Crumley v. Hickman

Hammond, J.

This case comes to this court on a reserved *389question of law growing out of the dismissal by the trial court of the appellants’ appeal from certain proceedings, the nature of which does not appear, had before the county board. The appeal was dismissed on the appellees’ written motiou, supported by two affidavits. The motion and affidavit appear, in the transcript in connection with the order-books entries made by the clerk, but are omitted at their proper place in the bill of exceptions. The clerk there refers to them at the previous pages in the transcript, where they are copied.

The motion and affidavits are not properly in the record. It is provided in section 626, R. S. 1881, that "It shall not be necessary to copy a written instrument or any documentary evidence into a bill of exceptions, but it shall be sufficient to refer to such evidence, if its appropriate place be designated by the words here insert.’ ” The former code contained the same provision. Section 343, 2 R. S. 1876, p. 176. In construing this statute it has been held that where a written instrument properly and legally constitutes a part of the record without being made such by a bill of exceptions or an order of court, and where it has already been copied into the transcript,. the clerk is not required to again copy such instrument into the bill of exceptions, but may make the same a part thereof by inserting in the designated place a reference'to the page and line of the transcript where the same can be found. But if such instrument does not properly constitute a part of the record, without a bill of exceptions, or an order of court, it has also been held that it is the duty of the clerk in such case, in making a transcript, to insert such instrument at its proper place in the bill of exceptions; otherwise it is no part of the record.
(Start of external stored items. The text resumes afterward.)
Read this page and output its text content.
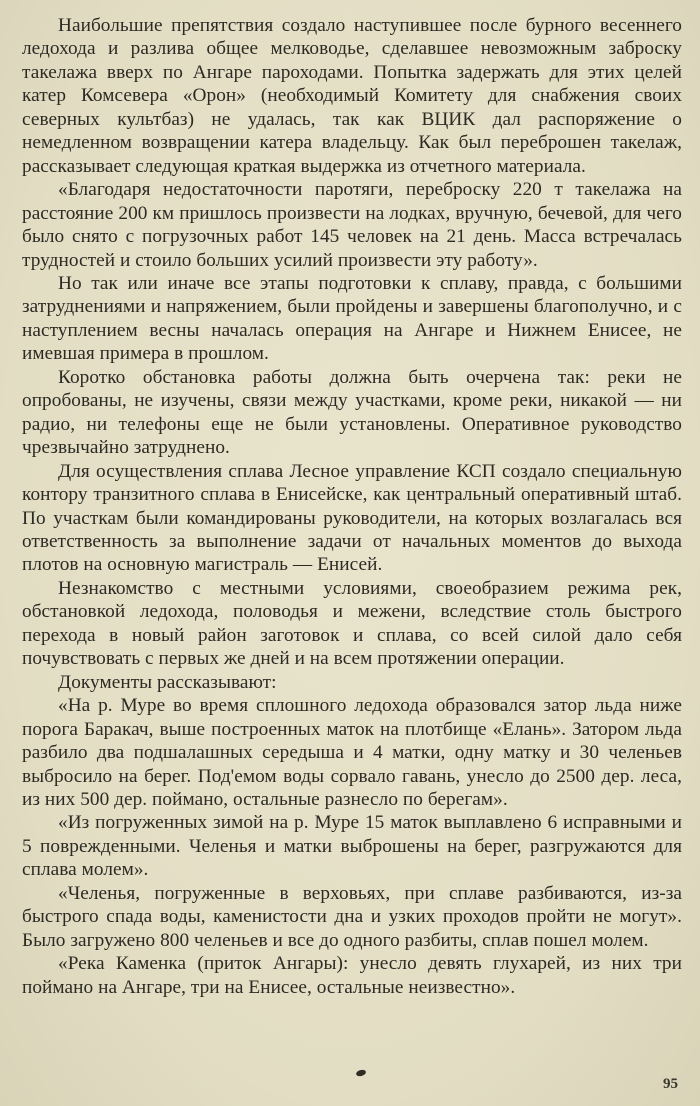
Наибольшие препятствия создало наступившее после бурного весеннего ледохода и разлива общее мелководье, сделавшее невозможным заброску такелажа вверх по Ангаре пароходами. Попытка задержать для этих целей катер Комсевера «Орон» (необходимый Комитету для снабжения своих северных культбаз) не удалась, так как ВЦИК дал распоряжение о немедленном возвращении катера владельцу. Как был переброшен такелаж, рассказывает следующая краткая выдержка из отчетного материала.

«Благодаря недостаточности паротяги, переброску 220 т такелажа на расстояние 200 км пришлось произвести на лодках, вручную, бечевой, для чего было снято с погрузочных работ 145 человек на 21 день. Масса встречалась трудностей и стоило больших усилий произвести эту работу».

Но так или иначе все этапы подготовки к сплаву, правда, с большими затруднениями и напряжением, были пройдены и завершены благополучно, и с наступлением весны началась операция на Ангаре и Нижнем Енисее, не имевшая примера в прошлом.

Коротко обстановка работы должна быть очерчена так: реки не опробованы, не изучены, связи между участками, кроме реки, никакой — ни радио, ни телефоны еще не были установлены. Оперативное руководство чрезвычайно затруднено.

Для осуществления сплава Лесное управление КСП создало специальную контору транзитного сплава в Енисейске, как центральный оперативный штаб. По участкам были командированы руководители, на которых возлагалась вся ответственность за выполнение задачи от начальных моментов до выхода плотов на основную магистраль — Енисей.

Незнакомство с местными условиями, своеобразием режима рек, обстановкой ледохода, половодья и межени, вследствие столь быстрого перехода в новый район заготовок и сплава, со всей силой дало себя почувствовать с первых же дней и на всем протяжении операции.

Документы рассказывают:

«На р. Муре во время сплошного ледохода образовался затор льда ниже порога Баракач, выше построенных маток на плотбище «Елань». Затором льда разбило два подшалашных середыша и 4 матки, одну матку и 30 челеньев выбросило на берег. Под'емом воды сорвало гавань, унесло до 2500 дер. леса, из них 500 дер. поймано, остальные разнесло по берегам».

«Из погруженных зимой на р. Муре 15 маток выплавлено 6 исправными и 5 поврежденными. Челенья и матки выброшены на берег, разгружаются для сплава молем».

«Челенья, погруженные в верховьях, при сплаве разбиваются, из-за быстрого спада воды, каменистости дна и узких проходов пройти не могут». Было загружено 800 челеньев и все до одного разбиты, сплав пошел молем.

«Река Каменка (приток Ангары): унесло девять глухарей, из них три поймано на Ангаре, три на Енисее, остальные неизвестно».

95
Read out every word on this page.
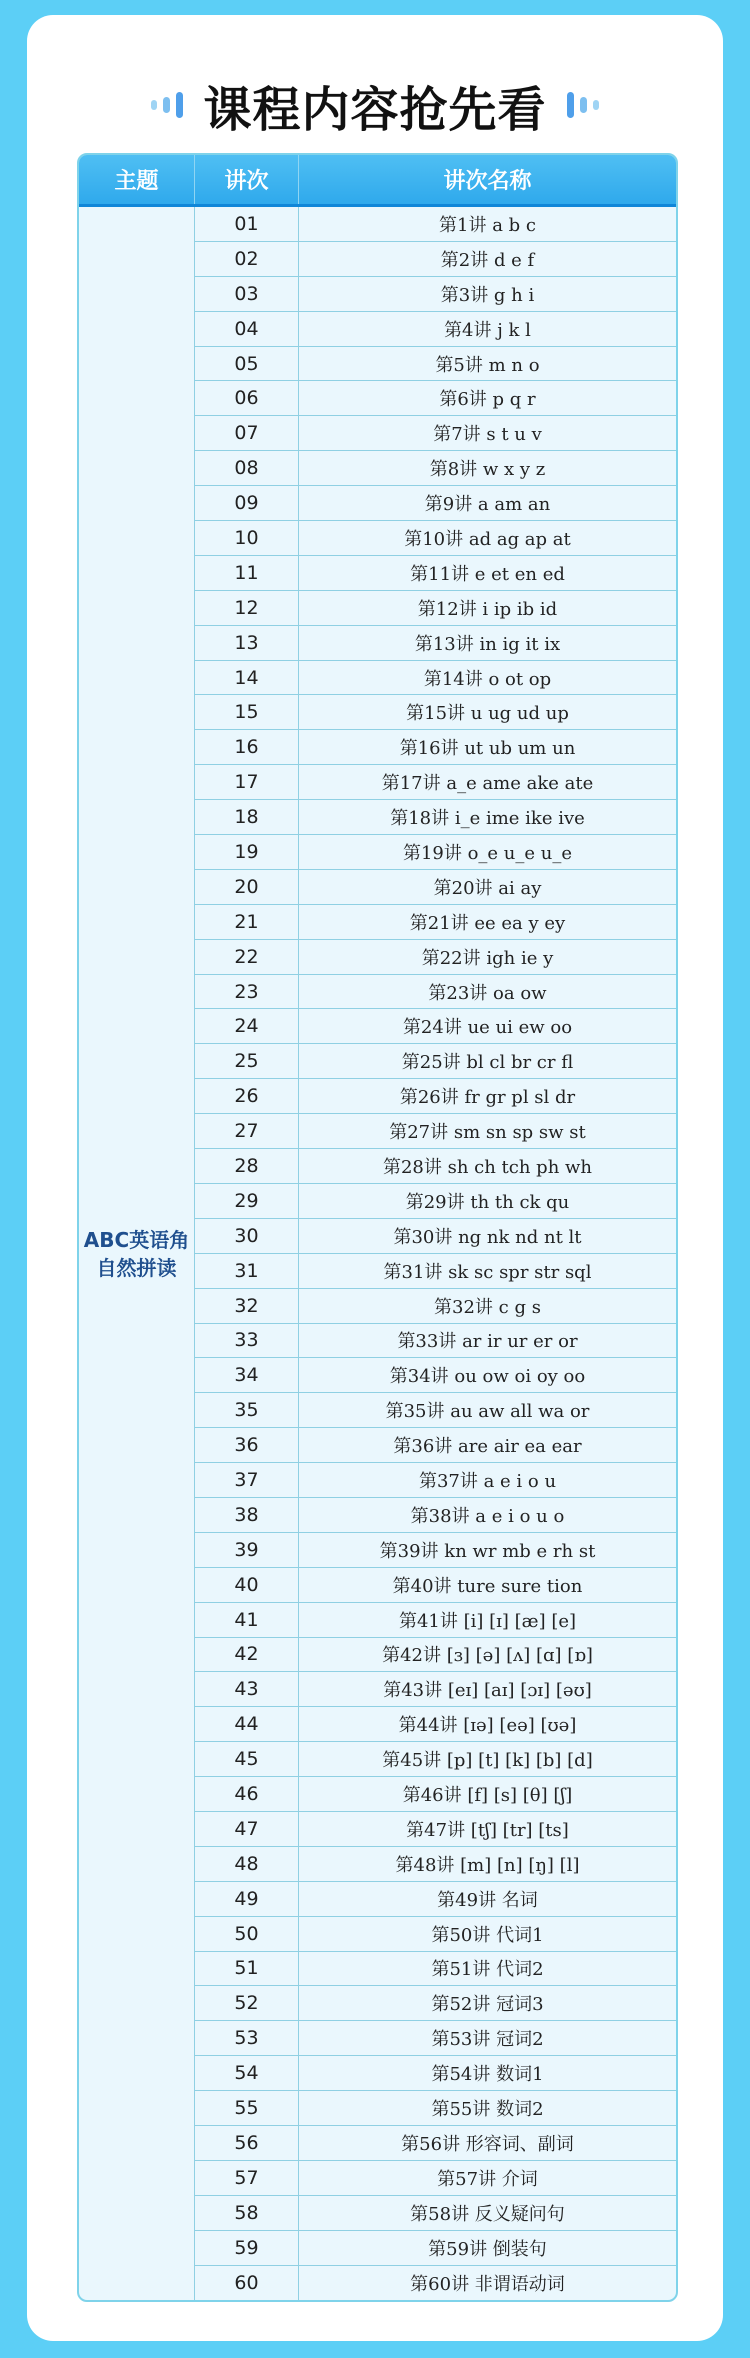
课程内容抢先看
主题	讲次	讲次名称
ABC英语角
自然拼读
01	第1讲 a b c
02	第2讲 d e f
03	第3讲 g h i
04	第4讲 j k l
05	第5讲 m n o
06	第6讲 p q r
07	第7讲 s t u v
08	第8讲 w x y z
09	第9讲 a am an
10	第10讲 ad ag ap at
11	第11讲 e et en ed
12	第12讲 i ip ib id
13	第13讲 in ig it ix
14	第14讲 o ot op
15	第15讲 u ug ud up
16	第16讲 ut ub um un
17	第17讲 a_e ame ake ate
18	第18讲 i_e ime ike ive
19	第19讲 o_e u_e u_e
20	第20讲 ai ay
21	第21讲 ee ea y ey
22	第22讲 igh ie y
23	第23讲 oa ow
24	第24讲 ue ui ew oo
25	第25讲 bl cl br cr fl
26	第26讲 fr gr pl sl dr
27	第27讲 sm sn sp sw st
28	第28讲 sh ch tch ph wh
29	第29讲 th th ck qu
30	第30讲 ng nk nd nt lt
31	第31讲 sk sc spr str sql
32	第32讲 c g s
33	第33讲 ar ir ur er or
34	第34讲 ou ow oi oy oo
35	第35讲 au aw all wa or
36	第36讲 are air ea ear
37	第37讲 a e i o u
38	第38讲 a e i o u o
39	第39讲 kn wr mb e rh st
40	第40讲 ture sure tion
41	第41讲 [i] [ɪ] [æ] [e]
42	第42讲 [ɜ] [ə] [ʌ] [ɑ] [ɒ]
43	第43讲 [eɪ] [aɪ] [ɔɪ] [əʊ]
44	第44讲 [ɪə] [eə] [ʊə]
45	第45讲 [p] [t] [k] [b] [d]
46	第46讲 [f] [s] [θ] [ʃ]
47	第47讲 [tʃ] [tr] [ts]
48	第48讲 [m] [n] [ŋ] [l]
49	第49讲 名词
50	第50讲 代词1
51	第51讲 代词2
52	第52讲 冠词3
53	第53讲 冠词2
54	第54讲 数词1
55	第55讲 数词2
56	第56讲 形容词、副词
57	第57讲 介词
58	第58讲 反义疑问句
59	第59讲 倒装句
60	第60讲 非谓语动词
Stewart v. Rankin, 39 Ind. 161; Kesler v. Myers, 41 Ind. 543; Carver v. Carver, 44 Ind. 265; Aurora Fire Ins. Co. v. Johnson, 46 Ind. 315; Kimball v. Loomis, 62 Ind. 201; Colee v. State, 75 Ind. 511; Blizzard v. Riley, 83 Ind. 300.

A motion in the trial court to dismiss an appeal from an inferior tribunal is not a part of. the record unless made so by bill of exceptions or an order of court. Burntrager v. Mc*390Donald, 34 Ind. 277; Meeker v. Board, etc., 53 Ind. 31; Scotten v. Divilbiss, 60 Ind. 37.

Filed Jan. 3, 1884.

The motion to dismiss the appeal, and the affidavits filed therewith, not being properly in the record, we can look only to what is contained in the bill of exceptions to ascertain the action of the court relating to the dismissal. The bill of exceptions shows that the court dismissed the appeal for the want of an appeal bond, over the appellants’ offer to file such bond with penalty and surety as the court might require. In an appeal from the board of county commissioners an appeal bond is required to be filed to the approval of the county auditor. Section 5773, R. S. 1881. If the bond filed with the auditor is defective in substance or form, or for want of proper approval, the case may not be dismissed for such defect or want of approval, if the appellant, when required by the court to which the appeal is taken, files a sufficient bond to the acceptance of such court. Section 1283, R. S. 1881. But this, as to appeals from county boards, applies only where an appeal bond of some kind was filed with the auditor. It has no application to a case like the present, where, as we may infer from the bill of exceptions, no appeal bond of any kind was filed with that officer.

As the record comes to us we must presume that the action of the court below in refusing the appellants leave to file an appeal bond and in dismissing their appeal was correct.

Judgment affirmed at the appellants’ costs.